Sunday, April 07, 2013

The Freedom of Faith-Based Organizations to Staff on a Religious Basis

Esbeck, Carl H; Carlson-Thies, Stanley W.; and Sider, Ronald J. The Freedom of Faith-Based Organizations to Staff on a Religious Basis. Washington, D.C.: Center for Public Justice, 2004.

Call no.: FDC 361.75 Es12f

Publisher's Description: This important new book sets the record straight on the right of faith-based organizations to hire staff compatible with the religious mission and vision of their programs.

Are faith-based social-service providers permitted to select staff based on religion if their programs receive government funds?

Despite what opponents would like to think, the general freedom of religious groups to hire and fire on a religious basis is only curtailed in some states and some localities and under some federal laws if the group accepts government funds. There is no general rule that requires faith-based organizations to give up this important freedom when they use government funds to serve their communities.
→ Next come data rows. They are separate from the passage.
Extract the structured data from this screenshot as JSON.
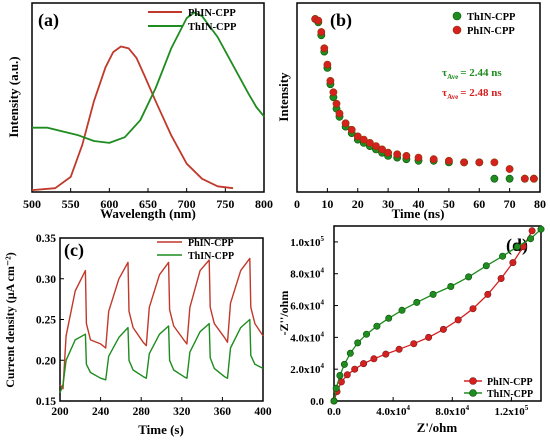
{
  "chart_data": [
    {
      "panel": "(a)",
      "type": "line",
      "xlabel": "Wavelength (nm)",
      "ylabel": "Intensity (a.u.)",
      "xlim": [
        500,
        800
      ],
      "xticks": [
        "500",
        "550",
        "600",
        "650",
        "700",
        "750",
        "800"
      ],
      "legend_position": "top-right",
      "series": [
        {
          "name": "PhIN-CPP",
          "color": "#c0392b",
          "x": [
            500,
            530,
            550,
            565,
            580,
            595,
            605,
            615,
            625,
            635,
            645,
            660,
            680,
            700,
            720,
            740,
            760
          ],
          "y": [
            0.01,
            0.02,
            0.08,
            0.25,
            0.48,
            0.66,
            0.74,
            0.77,
            0.76,
            0.71,
            0.62,
            0.48,
            0.3,
            0.15,
            0.07,
            0.03,
            0.02
          ]
        },
        {
          "name": "ThIN-CPP",
          "color": "#1e8c1e",
          "x": [
            500,
            520,
            540,
            560,
            580,
            600,
            620,
            640,
            660,
            680,
            700,
            710,
            720,
            740,
            760,
            780,
            790,
            800
          ],
          "y": [
            0.34,
            0.34,
            0.32,
            0.3,
            0.27,
            0.26,
            0.29,
            0.38,
            0.55,
            0.76,
            0.92,
            0.95,
            0.93,
            0.82,
            0.67,
            0.52,
            0.45,
            0.4
          ]
        }
      ]
    },
    {
      "panel": "(b)",
      "type": "scatter",
      "xlabel": "Time (ns)",
      "ylabel": "Intensity",
      "xlim": [
        0,
        80
      ],
      "xticks": [
        "0",
        "10",
        "20",
        "30",
        "40",
        "50",
        "60",
        "70",
        "80"
      ],
      "legend_position": "top-right",
      "annotations": [
        {
          "label": "τ",
          "sub": "Ave",
          "value": "= 2.44 ns",
          "color": "#1e8c1e"
        },
        {
          "label": "τ",
          "sub": "Ave",
          "value": "= 2.48 ns",
          "color": "#d62020"
        }
      ],
      "series": [
        {
          "name": "ThIN-CPP",
          "color": "#1e8c1e",
          "x": [
            6,
            7,
            8,
            9,
            10,
            11,
            12,
            13,
            14,
            16,
            18,
            20,
            22,
            24,
            26,
            28,
            30,
            33,
            36,
            40,
            45,
            50,
            55,
            60,
            65,
            70,
            75,
            78
          ],
          "y": [
            1.0,
            0.98,
            0.9,
            0.8,
            0.7,
            0.6,
            0.52,
            0.45,
            0.4,
            0.34,
            0.3,
            0.26,
            0.24,
            0.22,
            0.2,
            0.18,
            0.16,
            0.15,
            0.14,
            0.13,
            0.13,
            0.12,
            0.12,
            0.12,
            0.02,
            0.02,
            0.02,
            0.02
          ]
        },
        {
          "name": "PhIN-CPP",
          "color": "#d62020",
          "x": [
            6,
            7,
            8,
            9,
            10,
            11,
            12,
            13,
            14,
            16,
            18,
            20,
            22,
            24,
            26,
            28,
            30,
            33,
            36,
            40,
            45,
            50,
            55,
            60,
            65,
            70,
            75,
            78
          ],
          "y": [
            1.0,
            0.99,
            0.92,
            0.82,
            0.72,
            0.62,
            0.55,
            0.48,
            0.42,
            0.36,
            0.32,
            0.28,
            0.26,
            0.24,
            0.22,
            0.2,
            0.18,
            0.17,
            0.16,
            0.15,
            0.14,
            0.13,
            0.12,
            0.12,
            0.12,
            0.08,
            0.02,
            0.02
          ]
        }
      ]
    },
    {
      "panel": "(c)",
      "type": "line",
      "xlabel": "Time (s)",
      "ylabel": "Current density (μA cm⁻²)",
      "xlim": [
        200,
        400
      ],
      "ylim": [
        0.15,
        0.35
      ],
      "xticks": [
        "200",
        "240",
        "280",
        "320",
        "360",
        "400"
      ],
      "yticks": [
        "0.15",
        "0.20",
        "0.25",
        "0.30",
        "0.35"
      ],
      "legend_position": "top-right",
      "series": [
        {
          "name": "PhIN-CPP",
          "color": "#c0392b",
          "x": [
            200,
            203,
            206,
            215,
            225,
            226,
            230,
            240,
            245,
            248,
            258,
            267,
            268,
            272,
            282,
            285,
            288,
            298,
            307,
            308,
            312,
            322,
            325,
            328,
            338,
            347,
            348,
            352,
            362,
            365,
            368,
            378,
            387,
            388,
            392,
            400
          ],
          "y": [
            0.17,
            0.165,
            0.23,
            0.285,
            0.31,
            0.245,
            0.225,
            0.22,
            0.215,
            0.26,
            0.3,
            0.32,
            0.26,
            0.24,
            0.222,
            0.218,
            0.265,
            0.305,
            0.32,
            0.262,
            0.242,
            0.225,
            0.22,
            0.265,
            0.31,
            0.323,
            0.265,
            0.245,
            0.228,
            0.222,
            0.27,
            0.31,
            0.325,
            0.265,
            0.245,
            0.23
          ]
        },
        {
          "name": "ThIN-CPP",
          "color": "#1e8c1e",
          "x": [
            200,
            203,
            206,
            215,
            225,
            226,
            230,
            240,
            245,
            248,
            258,
            267,
            268,
            272,
            282,
            285,
            288,
            298,
            307,
            308,
            312,
            322,
            325,
            328,
            338,
            347,
            348,
            352,
            362,
            365,
            368,
            378,
            387,
            388,
            392,
            400
          ],
          "y": [
            0.16,
            0.17,
            0.2,
            0.225,
            0.232,
            0.195,
            0.185,
            0.178,
            0.176,
            0.205,
            0.228,
            0.24,
            0.2,
            0.188,
            0.18,
            0.178,
            0.208,
            0.232,
            0.242,
            0.2,
            0.188,
            0.18,
            0.178,
            0.21,
            0.235,
            0.245,
            0.203,
            0.19,
            0.18,
            0.178,
            0.215,
            0.24,
            0.25,
            0.206,
            0.195,
            0.19
          ]
        }
      ]
    },
    {
      "panel": "(d)",
      "type": "scatter",
      "xlabel": "Z'/ohm",
      "ylabel": "-Z''/ohm",
      "xlim": [
        0,
        140000
      ],
      "ylim": [
        0,
        110000
      ],
      "xticks": [
        "0.0",
        "4.0x10",
        "8.0x10",
        "1.2x10"
      ],
      "yticks": [
        "0.0",
        "2.0x10",
        "4.0x10",
        "6.0x10",
        "8.0x10",
        "1.0x10"
      ],
      "xtick_exp": [
        "",
        "4",
        "4",
        "5"
      ],
      "ytick_exp": [
        "",
        "4",
        "4",
        "4",
        "4",
        "5"
      ],
      "legend_position": "bottom-right",
      "series": [
        {
          "name": "PhIN-CPP",
          "color": "#d62020",
          "x": [
            0,
            2000,
            5000,
            9000,
            14000,
            20000,
            27000,
            35000,
            44000,
            54000,
            64000,
            74000,
            84000,
            94000,
            104000,
            113000,
            121000,
            128000,
            134000
          ],
          "y": [
            0,
            6000,
            12000,
            16500,
            20000,
            23500,
            26500,
            29500,
            32500,
            36000,
            40000,
            45000,
            51000,
            58000,
            67000,
            77000,
            87000,
            97000,
            107000
          ]
        },
        {
          "name": "ThIN-CPP",
          "color": "#1e8c1e",
          "x": [
            0,
            1500,
            4000,
            7000,
            11000,
            16000,
            22000,
            29000,
            37000,
            46000,
            56000,
            67000,
            79000,
            91000,
            103000,
            114000,
            124000,
            133000,
            140000
          ],
          "y": [
            0,
            8000,
            16000,
            23000,
            30000,
            36500,
            42000,
            47000,
            52000,
            57000,
            62000,
            67000,
            72000,
            78000,
            85000,
            91000,
            97000,
            102000,
            108000
          ]
        }
      ]
    }
  ]
}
Why does the law often respect this important religious freedom when religious organizations collaborate with government and why should it always respect it? What are the policy justifications for this so-called "job discrimination" and the constitutional arguments? What difference does Charitable Choice make?

A new book by Carl Esbeck (Christian Legal Society and the University of Missouri Law School), Stanley Carlson-Thies (Center for Public Justice), and Ron Sider (Evangelicals for Social Action) provides the analysis and arguments. The book also includes a bibliography and excerpts of key federal statements and regulations that provide helpful background.